ESERCIZI SPIRITUALI DEL CLERO MERCOLEDÌ 26 NOVEMBRE – QUINTA MEDITAZIONE

Quinta meditazione
Nel pomeriggio, Mons. Piccinonna ha evidenziato ancora alcuni tratti salienti di Giovanni il Battista che, oltre a essere Precursore, amico dello Sposo, è anche “testimone”. Egli grida la sua testimonianza rivolta sempre e solo nei confronti di Gesù, che è il centro, l’assoluto. Il modo con cui Giovanni predica è una provocazione per chi lo ascolta. Quello che dice non è indifferente e fa suscitare una domanda “feriale”: “Che cosa dobbiamo fare?”. Egli non compie segni straordinari, ma ciò che rimane di lui è la verità delle sue parole, della sua vita, della sua azione. In lui c’è una coerenza assoluta tra ciò che annuncia e ciò che vive. In Giovanni c’è anche la verità della sua preghiera. Come pregava? Non lo sappiamo. Fatto sta che a lui siamo debitori del “Padre nostro” perché nel Vangelo di Luca gli apostoli chiedono a Gesù: “Maestro, insegnaci a pregare come anche Giovanni ha insegnato ai suoi discepoli”. E Gesù risponde: “Quando pregate dite: Padre”.
Giovanni ha una missione ben precisa: “Ogni uomo vedrà la salvezza del Signore”. Per cui è cosciente che il Vangelo è per tutti ed è molto esigente. Ecco perché, quando vanno alcune categorie di persone, che non erano considerate “degne” di ricevere l’annuncio della Parola, lui opera un sano discernimento e alla domanda: “Cosa dobbiamo fare?” risponde non tanto con una indicazione “quantitativa”, ma con uno stile di vita, che si fonda sulla logica del dono: “Chi ha due tuniche ne dia una a chi non ne ha e chi ha da mangiare, faccia altrettanto”. Perché in ogni dare c’è qualcosa di Dio.

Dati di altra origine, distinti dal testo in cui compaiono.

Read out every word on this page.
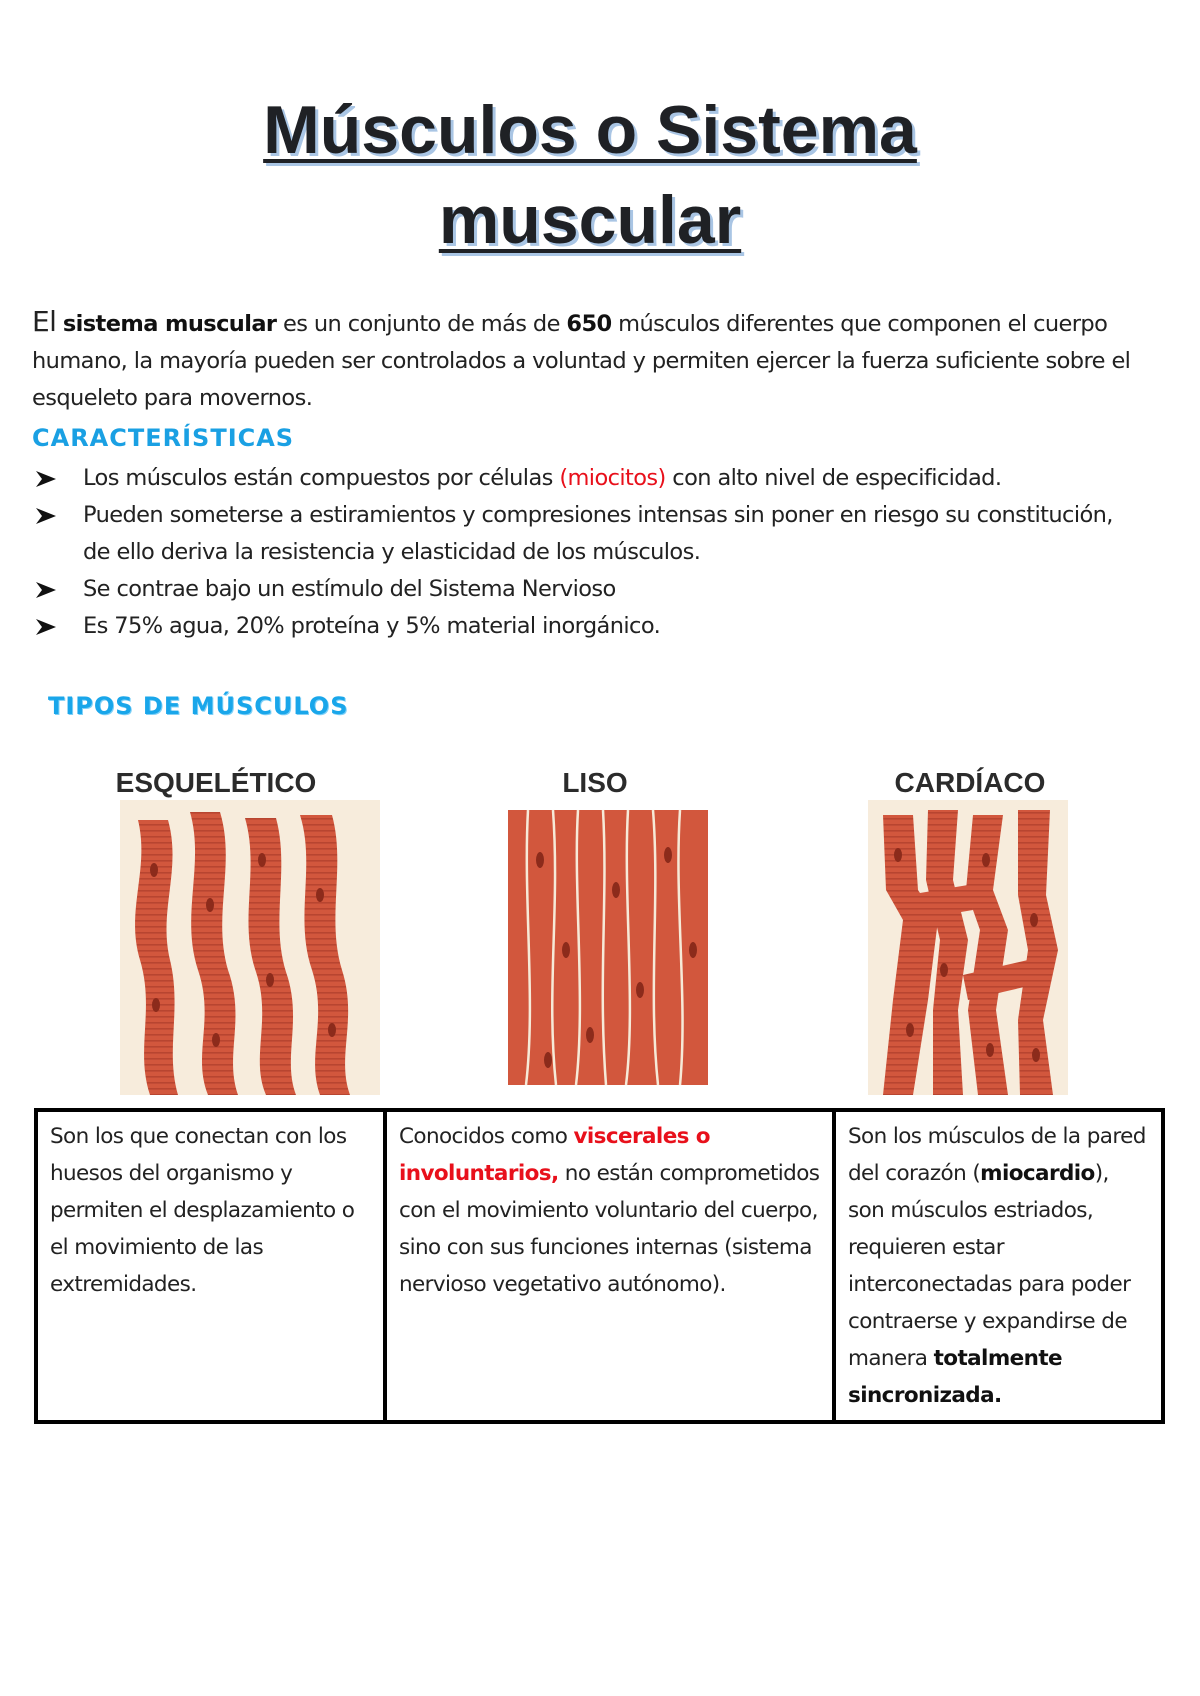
Músculos o Sistema
muscular

El sistema muscular es un conjunto de más de 650 músculos diferentes que componen el cuerpo humano, la mayoría pueden ser controlados a voluntad y permiten ejercer la fuerza suficiente sobre el esqueleto para movernos.

CARACTERÍSTICAS
Los músculos están compuestos por células (miocitos) con alto nivel de especificidad.
Pueden someterse a estiramientos y compresiones intensas sin poner en riesgo su constitución, de ello deriva la resistencia y elasticidad de los músculos.
Se contrae bajo un estímulo del Sistema Nervioso
Es 75% agua, 20% proteína y 5% material inorgánico.
TIPOS DE MÚSCULOS
ESQUELÉTICO	LISO	CARDÍACO
Son los que conectan con los huesos del organismo y permiten el desplazamiento o el movimiento de las extremidades.	Conocidos como viscerales o involuntarios, no están comprometidos con el movimiento voluntario del cuerpo, sino con sus funciones internas (sistema nervioso vegetativo autónomo).	Son los músculos de la pared del corazón (miocardio), son músculos estriados, requieren estar interconectadas para poder contraerse y expandirse de manera totalmente sincronizada.
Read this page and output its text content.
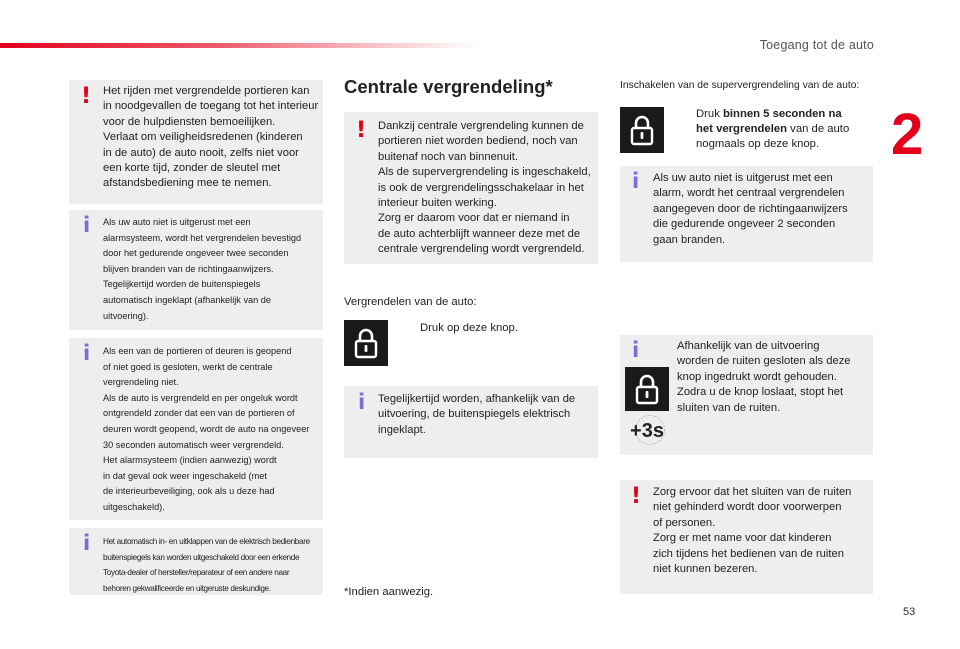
Toegang tot de auto
2
! Het rijden met vergrendelde portieren kan
in noodgevallen de toegang tot het interieur
voor de hulpdiensten bemoeilijken.
Verlaat om veiligheidsredenen (kinderen
in de auto) de auto nooit, zelfs niet voor
een korte tijd, zonder de sleutel met
afstandsbediening mee te nemen.
i Als uw auto niet is uitgerust met een
alarmsysteem, wordt het vergrendelen bevestigd
door het gedurende ongeveer twee seconden
blijven branden van de richtingaanwijzers.
Tegelijkertijd worden de buitenspiegels
automatisch ingeklapt (afhankelijk van de
uitvoering).
i Als een van de portieren of deuren is geopend
of niet goed is gesloten, werkt de centrale
vergrendeling niet.
Als de auto is vergrendeld en per ongeluk wordt
ontgrendeld zonder dat een van de portieren of
deuren wordt geopend, wordt de auto na ongeveer
30 seconden automatisch weer vergrendeld.
Het alarmsysteem (indien aanwezig) wordt
in dat geval ook weer ingeschakeld (met
de interieurbeveiliging, ook als u deze had
uitgeschakeld).
i Het automatisch in- en uitklappen van de elektrisch bedienbare
buitenspiegels kan worden uitgeschakeld door een erkende
Toyota-dealer of hersteller/reparateur of een andere naar
behoren gekwalificeerde en uitgeruste deskundige.
Centrale vergrendeling*
! Dankzij centrale vergrendeling kunnen de
portieren niet worden bediend, noch van
buitenaf noch van binnenuit.
Als de supervergrendeling is ingeschakeld,
is ook de vergrendelingsschakelaar in het
interieur buiten werking.
Zorg er daarom voor dat er niemand in
de auto achterblijft wanneer deze met de
centrale vergrendeling wordt vergrendeld.
Vergrendelen van de auto:
Druk op deze knop.
i Tegelijkertijd worden, afhankelijk van de
uitvoering, de buitenspiegels elektrisch
ingeklapt.
*Indien aanwezig.
Inschakelen van de supervergrendeling van de auto:
Druk binnen 5 seconden na
het vergrendelen van de auto
nogmaals op deze knop.
i Als uw auto niet is uitgerust met een
alarm, wordt het centraal vergrendelen
aangegeven door de richtingaanwijzers
die gedurende ongeveer 2 seconden
gaan branden.
i	Afhankelijk van de uitvoering
worden de ruiten gesloten als deze
knop ingedrukt wordt gehouden.
Zodra u de knop loslaat, stopt het
sluiten van de ruiten.
+3s
! Zorg ervoor dat het sluiten van de ruiten
niet gehinderd wordt door voorwerpen
of personen.
Zorg er met name voor dat kinderen
zich tijdens het bedienen van de ruiten
niet kunnen bezeren.
53
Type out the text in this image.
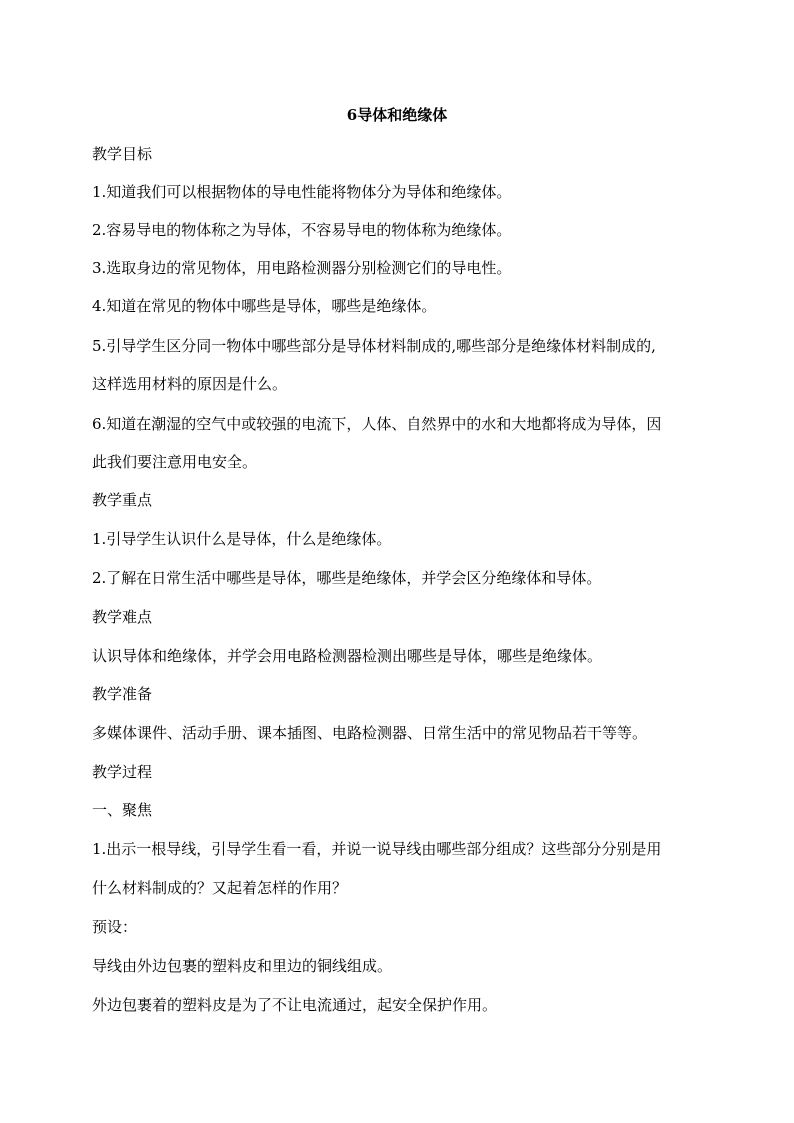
6导体和绝缘体

教学目标

1.知道我们可以根据物体的导电性能将物体分为导体和绝缘体。

2.容易导电的物体称之为导体，不容易导电的物体称为绝缘体。

3.选取身边的常见物体，用电路检测器分别检测它们的导电性。

4.知道在常见的物体中哪些是导体，哪些是绝缘体。

5.引导学生区分同一物体中哪些部分是导体材料制成的,哪些部分是绝缘体材料制成的,

这样选用材料的原因是什么。

6.知道在潮湿的空气中或较强的电流下，人体、自然界中的水和大地都将成为导体，因

此我们要注意用电安全。

教学重点

1.引导学生认识什么是导体，什么是绝缘体。

2.了解在日常生活中哪些是导体，哪些是绝缘体，并学会区分绝缘体和导体。

教学难点

认识导体和绝缘体，并学会用电路检测器检测出哪些是导体，哪些是绝缘体。

教学准备

多媒体课件、活动手册、课本插图、电路检测器、日常生活中的常见物品若干等等。

教学过程

一、聚焦

1.出示一根导线，引导学生看一看，并说一说导线由哪些部分组成？这些部分分别是用

什么材料制成的？又起着怎样的作用？

预设：

导线由外边包裹的塑料皮和里边的铜线组成。

外边包裹着的塑料皮是为了不让电流通过，起安全保护作用。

Giovanni, quindi, annuncia la Parola a tutti, anche a Erode, smascherando in lui lo stile del possesso, che è contro Dio: “Non puoi prendere la moglie di tuo fratello”. Giovanni è cosciente di ciò a cui va incontro, ma non si sottrae alla sua missione di gridare la verità. Erode lo fa arrestare e, nel contesto di un banchetto dove tutti fanno a gara a chi si può mettere contro gli altri, Giovanni è ucciso tragicamente da innocente. Per cui anche il suo martirio lo fa essere Precursore della passione e della morte di Gesù.

Guardando a Giovanni, anche noi sacerdoti, per il battesimo ricevuto e per l’ordinazione presbiterale, siamo costituiti profeti e testimoni, annunciatori di una Verità (Gesù Cristo) che non ci appartiene e che ci supera. Siamo invitati a annunciare, denunciare, rinunciare, avendo a cuore che il Vangelo arrivi a tutti, senza escludere nessuno. Certo, il “mistero dell’iniquità”, presente nella storia dell’umanità e a volte anche nella Chiesa, ci chiede di vivere la dimensione penitenziale per portare il proprio peccato, quello della nostra gente, della Chiesa e del mondo e consegnarlo all’abbraccio misericordioso di Dio. Solo così possiamo essere, come Giovanni, capaci di accogliere le domande che quotidianamente ci vengono rivolte e, se anche non sappiamo dare risposte “esatte” certamente sapremo indicare un assoluto, un centro: la presenza del Veniente che dona vita e gioia a tutti.